Instructors can give credit for participation. They also can conduct 10-20 question exams through the ARS that are timed or untimed. The options are limitless. But the key, he says, is engagement, not necessarily scoring and grading.
“The overarching goal is to get the students engaged in the material, to talk about the material, to think about the material, and somehow get their feedback,” Spors says. “That is ultimately what they need to do in order to learn. If there is a participation reward, the students are much more likely to bring in the answer, even though they might not be very sure about it. As instructors, this gives us much better feedback on how well certain topics are understood.”
Working the ARS
Spors says the ARS is especially effective in science-based education environments and others where more dynamic two-way dialogue can occur. In his courses, which require teaching a lot of optics concepts and materials, he says it is helpful to be able to elicit real-time responses.
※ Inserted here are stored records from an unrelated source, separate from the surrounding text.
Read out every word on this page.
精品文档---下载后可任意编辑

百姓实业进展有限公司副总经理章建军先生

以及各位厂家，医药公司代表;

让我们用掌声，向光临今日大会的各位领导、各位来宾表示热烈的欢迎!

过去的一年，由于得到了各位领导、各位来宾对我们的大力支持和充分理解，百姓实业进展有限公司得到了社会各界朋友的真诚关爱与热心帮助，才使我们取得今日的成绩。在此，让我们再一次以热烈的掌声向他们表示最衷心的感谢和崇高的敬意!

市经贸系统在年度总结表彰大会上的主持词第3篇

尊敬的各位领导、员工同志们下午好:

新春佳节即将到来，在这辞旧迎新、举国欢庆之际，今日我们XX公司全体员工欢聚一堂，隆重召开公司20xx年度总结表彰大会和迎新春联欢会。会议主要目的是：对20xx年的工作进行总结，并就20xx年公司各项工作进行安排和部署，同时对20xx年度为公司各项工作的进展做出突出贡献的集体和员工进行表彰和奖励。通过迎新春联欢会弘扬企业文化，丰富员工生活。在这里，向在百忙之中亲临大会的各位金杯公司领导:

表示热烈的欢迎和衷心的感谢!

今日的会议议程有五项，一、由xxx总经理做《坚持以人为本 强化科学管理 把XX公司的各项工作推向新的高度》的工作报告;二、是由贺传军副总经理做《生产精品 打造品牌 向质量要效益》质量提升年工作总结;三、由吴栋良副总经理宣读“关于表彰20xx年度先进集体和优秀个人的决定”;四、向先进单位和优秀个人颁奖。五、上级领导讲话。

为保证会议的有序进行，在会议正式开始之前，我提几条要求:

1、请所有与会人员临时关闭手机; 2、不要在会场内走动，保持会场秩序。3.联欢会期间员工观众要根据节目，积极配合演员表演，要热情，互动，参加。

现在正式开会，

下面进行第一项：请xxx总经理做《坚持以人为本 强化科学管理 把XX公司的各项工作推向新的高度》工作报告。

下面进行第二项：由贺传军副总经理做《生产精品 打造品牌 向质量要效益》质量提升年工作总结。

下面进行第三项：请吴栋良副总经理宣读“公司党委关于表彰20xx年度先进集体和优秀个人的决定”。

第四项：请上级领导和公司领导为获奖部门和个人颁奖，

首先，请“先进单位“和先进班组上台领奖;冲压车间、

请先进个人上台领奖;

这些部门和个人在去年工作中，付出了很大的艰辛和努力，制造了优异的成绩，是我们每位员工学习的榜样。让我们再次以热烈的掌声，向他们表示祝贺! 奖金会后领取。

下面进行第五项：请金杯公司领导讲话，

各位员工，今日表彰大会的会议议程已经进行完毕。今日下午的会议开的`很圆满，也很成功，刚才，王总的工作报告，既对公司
“There’s a lot of didactic material to talk about, a lot of problem-solving going on, that lends itself very well to be in an audience response system,” he says.
Not every lab or lecture is a good fit for ARS. He says high-level clinical education conducted in small groups, where students must comb through a lot of information, likely won’t mesh with a quick question-and-response system. He admits ARS is very valuable but is only one part of a success teaching strategy.
“Technology is only as good as it’s utilized,” Spors says. “It could be done clumsily. It could be completely overdone. It could be done in a way that the students get frustrated. So you have to be careful. You have to know the system. You have to know its limitations. And you don’t want to overdo it. It has to be the right amount.”
But if it’s done right, the benefits far outweigh the drawbacks.
“The system makes a difference in how the students received the material, how they feel about it,” Spors says of his students. “We did get improvement from the prior year when they participated. It’s just one tool, but it’s a pretty useful tool.”